Between 1978 and 1982, 25 states set up similar medical marijuana research programs, designed mainly to treat cancer and glaucoma patients. To receive the marijuana, states were supposed to contract with the National Institute on Drug Abuse, which cultivated cannabis at a federally funded farm at the University of Mississippi.

Louisiana became the third to pass legislation in July 1978. Alabama, Georgia and South Carolina quickly followed, signing laws in a seven-month span between 1979 and 1980.

That's from a story by Quint Forgey of News21. If you're wondering why you never heard about medical marijuana taking root more than three decades ago in a group of conservative Southern states, it's because it didn't take root, despite those statutes. Forgey explains:

Like most other state programs at the time, [Louisiana state Rep. Tony] Guarisco's bill provided for the establishment of a state medical board to certify participating patients, physicians and pharmacies. Only chemotherapy and glaucoma patients were eligible for treatment.

He thought his work was finished.

"I mean, I'm in there two years. I thought when you passed something, the people that needed to take action after that, to make it operative, would do what they needed to do," Guarisco said. "Unfortunately, they never did."

In the nearly four decades since its signing, Louisiana's medical marijuana research program has treated not a single patient.

Similar programs around the country also slowly evaporated.
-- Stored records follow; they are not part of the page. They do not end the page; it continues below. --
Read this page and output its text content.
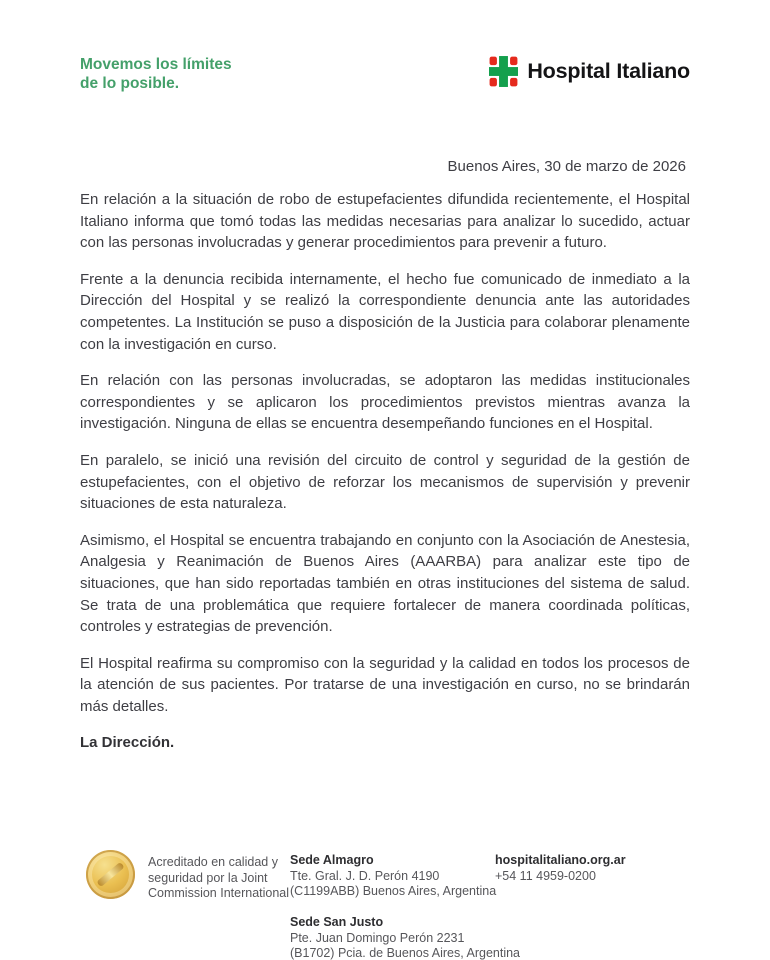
Movemos los límites
de lo posible.
Hospital Italiano
Buenos Aires, 30 de marzo de 2026

En relación a la situación de robo de estupefacientes difundida recientemente, el Hospital Italiano informa que tomó todas las medidas necesarias para analizar lo sucedido, actuar con las personas involucradas y generar procedimientos para prevenir a futuro.

Frente a la denuncia recibida internamente, el hecho fue comunicado de inmediato a la Dirección del Hospital y se realizó la correspondiente denuncia ante las autoridades competentes. La Institución se puso a disposición de la Justicia para colaborar plenamente con la investigación en curso.

En relación con las personas involucradas, se adoptaron las medidas institucionales correspondientes y se aplicaron los procedimientos previstos mientras avanza la investigación. Ninguna de ellas se encuentra desempeñando funciones en el Hospital.

En paralelo, se inició una revisión del circuito de control y seguridad de la gestión de estupefacientes, con el objetivo de reforzar los mecanismos de supervisión y prevenir situaciones de esta naturaleza.

Asimismo, el Hospital se encuentra trabajando en conjunto con la Asociación de Anestesia, Analgesia y Reanimación de Buenos Aires (AAARBA) para analizar este tipo de situaciones, que han sido reportadas también en otras instituciones del sistema de salud. Se trata de una problemática que requiere fortalecer de manera coordinada políticas, controles y estrategias de prevención.

El Hospital reafirma su compromiso con la seguridad y la calidad en todos los procesos de la atención de sus pacientes. Por tratarse de una investigación en curso, no se brindarán más detalles.

La Dirección.

Acreditado en calidad y seguridad por la Joint Commission International
Sede Almagro
Tte. Gral. J. D. Perón 4190
(C1199ABB) Buenos Aires, Argentina
Sede San Justo
Pte. Juan Domingo Perón 2231
(B1702) Pcia. de Buenos Aires, Argentina
hospitalitaliano.org.ar
+54 11 4959-0200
Either they were never approved by the necessary federal agencies or their funds were never appropriated by legislatures. Some state medical boards were simply not established.

Today, not many know the programs ever existed.

Activists are now trying to revive and revise those old laws to clear the way for medical marijuana today, with mixed results. "Taking that 1980 law as a jumping-off point and amending it really got us halfway there," one South Carolina lawmaker told Forgey. "It was a good icebreaker." The result in South Carolina last year was a bill that allowed epilepsy patients to use CBD oil, a cannabis extract—but did not make any arrangements for anyone to legally cultivate the plant or distribute the medicine. We'll see if it takes another 34 years to fix that hole.